Notes on Venado
Yurlungur opened this issue · 0 comments
Yurlungur commented
I am going to put my notes on building/running on Venado here.
Grace-Grace Superchip Nodes
These were pretty easy to build for:
module load cray-mpich cray-hdf5-parallel
cmake -DPARTHENON_DISABLE_HDF5_COMPRESSION=ON -DPARTHENON_ENABLE_PYTHON_MODULE_CHECK=OFF ..
make -j20
There is a bug in cray-mpich so to run you must export
export MPICH_MALLOC_FALLBACK=1
# note CMA doesn't work here. NONE is required.

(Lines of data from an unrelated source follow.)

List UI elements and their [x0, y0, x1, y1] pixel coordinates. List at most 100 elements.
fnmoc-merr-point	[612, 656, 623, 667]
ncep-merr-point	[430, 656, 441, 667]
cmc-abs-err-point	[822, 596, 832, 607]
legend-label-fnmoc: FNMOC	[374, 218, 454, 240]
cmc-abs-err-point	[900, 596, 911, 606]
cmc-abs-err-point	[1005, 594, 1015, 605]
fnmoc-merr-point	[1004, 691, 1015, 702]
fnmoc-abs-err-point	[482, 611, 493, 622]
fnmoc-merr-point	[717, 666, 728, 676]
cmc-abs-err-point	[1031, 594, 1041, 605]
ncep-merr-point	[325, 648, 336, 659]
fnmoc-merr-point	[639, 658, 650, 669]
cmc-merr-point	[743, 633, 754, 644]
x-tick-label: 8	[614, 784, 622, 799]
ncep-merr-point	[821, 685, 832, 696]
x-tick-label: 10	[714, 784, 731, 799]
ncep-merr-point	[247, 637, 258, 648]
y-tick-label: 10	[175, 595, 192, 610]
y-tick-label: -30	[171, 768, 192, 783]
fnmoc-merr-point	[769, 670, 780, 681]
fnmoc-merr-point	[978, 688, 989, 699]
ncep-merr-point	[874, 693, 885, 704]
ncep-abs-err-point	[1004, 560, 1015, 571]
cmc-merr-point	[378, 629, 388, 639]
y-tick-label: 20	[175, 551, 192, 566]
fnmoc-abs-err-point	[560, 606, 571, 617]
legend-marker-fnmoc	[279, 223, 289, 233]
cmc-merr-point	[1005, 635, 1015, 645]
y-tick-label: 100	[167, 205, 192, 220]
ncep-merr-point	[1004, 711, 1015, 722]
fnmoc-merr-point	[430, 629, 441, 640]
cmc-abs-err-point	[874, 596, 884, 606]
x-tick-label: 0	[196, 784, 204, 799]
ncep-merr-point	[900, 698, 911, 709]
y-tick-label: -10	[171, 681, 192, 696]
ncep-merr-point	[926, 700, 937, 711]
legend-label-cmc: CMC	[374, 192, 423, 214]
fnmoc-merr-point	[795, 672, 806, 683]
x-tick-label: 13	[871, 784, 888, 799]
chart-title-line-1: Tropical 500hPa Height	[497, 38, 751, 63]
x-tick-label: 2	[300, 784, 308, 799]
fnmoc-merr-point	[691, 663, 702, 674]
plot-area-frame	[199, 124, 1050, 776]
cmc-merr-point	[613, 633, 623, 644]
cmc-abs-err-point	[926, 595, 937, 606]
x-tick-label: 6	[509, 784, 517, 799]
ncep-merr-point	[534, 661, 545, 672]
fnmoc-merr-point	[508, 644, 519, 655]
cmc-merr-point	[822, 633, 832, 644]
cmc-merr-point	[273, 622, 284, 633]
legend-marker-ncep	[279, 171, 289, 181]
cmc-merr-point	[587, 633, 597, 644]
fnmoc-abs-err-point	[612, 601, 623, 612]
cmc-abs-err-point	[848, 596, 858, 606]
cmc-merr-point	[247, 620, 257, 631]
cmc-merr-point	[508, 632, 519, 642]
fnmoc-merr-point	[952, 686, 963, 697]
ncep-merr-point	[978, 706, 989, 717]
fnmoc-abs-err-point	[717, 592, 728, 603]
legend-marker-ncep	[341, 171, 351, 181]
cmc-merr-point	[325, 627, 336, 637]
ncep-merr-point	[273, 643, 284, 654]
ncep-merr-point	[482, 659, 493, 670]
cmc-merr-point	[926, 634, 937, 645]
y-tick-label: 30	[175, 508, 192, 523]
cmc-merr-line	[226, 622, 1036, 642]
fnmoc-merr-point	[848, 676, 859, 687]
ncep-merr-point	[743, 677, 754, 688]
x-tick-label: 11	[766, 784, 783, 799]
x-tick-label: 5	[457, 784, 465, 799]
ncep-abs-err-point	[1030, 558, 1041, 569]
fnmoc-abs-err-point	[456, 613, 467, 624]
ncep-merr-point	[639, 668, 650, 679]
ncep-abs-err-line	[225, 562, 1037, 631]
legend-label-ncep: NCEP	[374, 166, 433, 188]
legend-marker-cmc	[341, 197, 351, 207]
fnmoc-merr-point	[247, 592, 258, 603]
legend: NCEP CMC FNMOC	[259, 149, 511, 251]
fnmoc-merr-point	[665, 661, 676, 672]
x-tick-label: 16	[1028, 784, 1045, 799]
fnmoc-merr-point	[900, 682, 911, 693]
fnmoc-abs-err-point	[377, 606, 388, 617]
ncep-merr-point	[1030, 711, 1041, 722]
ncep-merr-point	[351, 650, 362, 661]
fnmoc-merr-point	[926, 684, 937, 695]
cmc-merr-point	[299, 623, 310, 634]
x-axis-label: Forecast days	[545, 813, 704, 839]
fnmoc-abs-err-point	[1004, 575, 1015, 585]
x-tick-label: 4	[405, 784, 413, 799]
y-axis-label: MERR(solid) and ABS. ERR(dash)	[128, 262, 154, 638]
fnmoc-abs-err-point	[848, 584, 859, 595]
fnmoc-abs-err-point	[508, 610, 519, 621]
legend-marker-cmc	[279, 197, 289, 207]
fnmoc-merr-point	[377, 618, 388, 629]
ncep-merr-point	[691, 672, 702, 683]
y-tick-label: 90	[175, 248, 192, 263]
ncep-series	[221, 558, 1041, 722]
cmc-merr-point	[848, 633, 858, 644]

export MPICH_SMP_SINGLE_COPY_MODE=NONE
But then you can run. I see about 5e7 zone-cycles per node second with pure MPI without doing any thought or optimization.
Grace-Hopper Chips
These require cuda toolkit. PrgEnv-cray
and PrgEnv-gnu
both work. However, I needed to change the version of Kokkos to 4.2.01
. In external/Kokkos
, git checkout 4.2.01
. Then:
module swap PrgEnv-gnu # necessary or not? unclear
module load cray-mpich cray-hdf5-parallel cudatoolkit
export MPICH_OFI_NIC_POLICY=GPU # GPU NUMA ROUND-ROBIN
export MPICH_GPU_SUPPORT_ENABLED=1 # Allows GPU Aware MPI
export CRAY_ACCEL_TARGET=nvidia90
export MPICH_MALLOC_FALLBACK=1
export MPICH_SMP_SINGLE_COPY_MODE=NONE
export MPICH_MAX_THREAD_SAFETY=multiple
export FI_CXI_RX_MATCH_MODE=hybrid
export PMI_MMAP_SYNC_WAIT_TIME=600
and then
cmake -DKokkos_ENABLE_CUDA=ON -DKokkos_ENABLE_CUDA_LAMBDA=ON -DPARTHENON_DISABLE_HDF5_COMPRESSION=ON -DPARTHENON_ENABLE_PYTHON_MODULE_CHECK=OFF ..
make -j20
The code runs on single node with MPI. Have not yet checked multi-node or performance.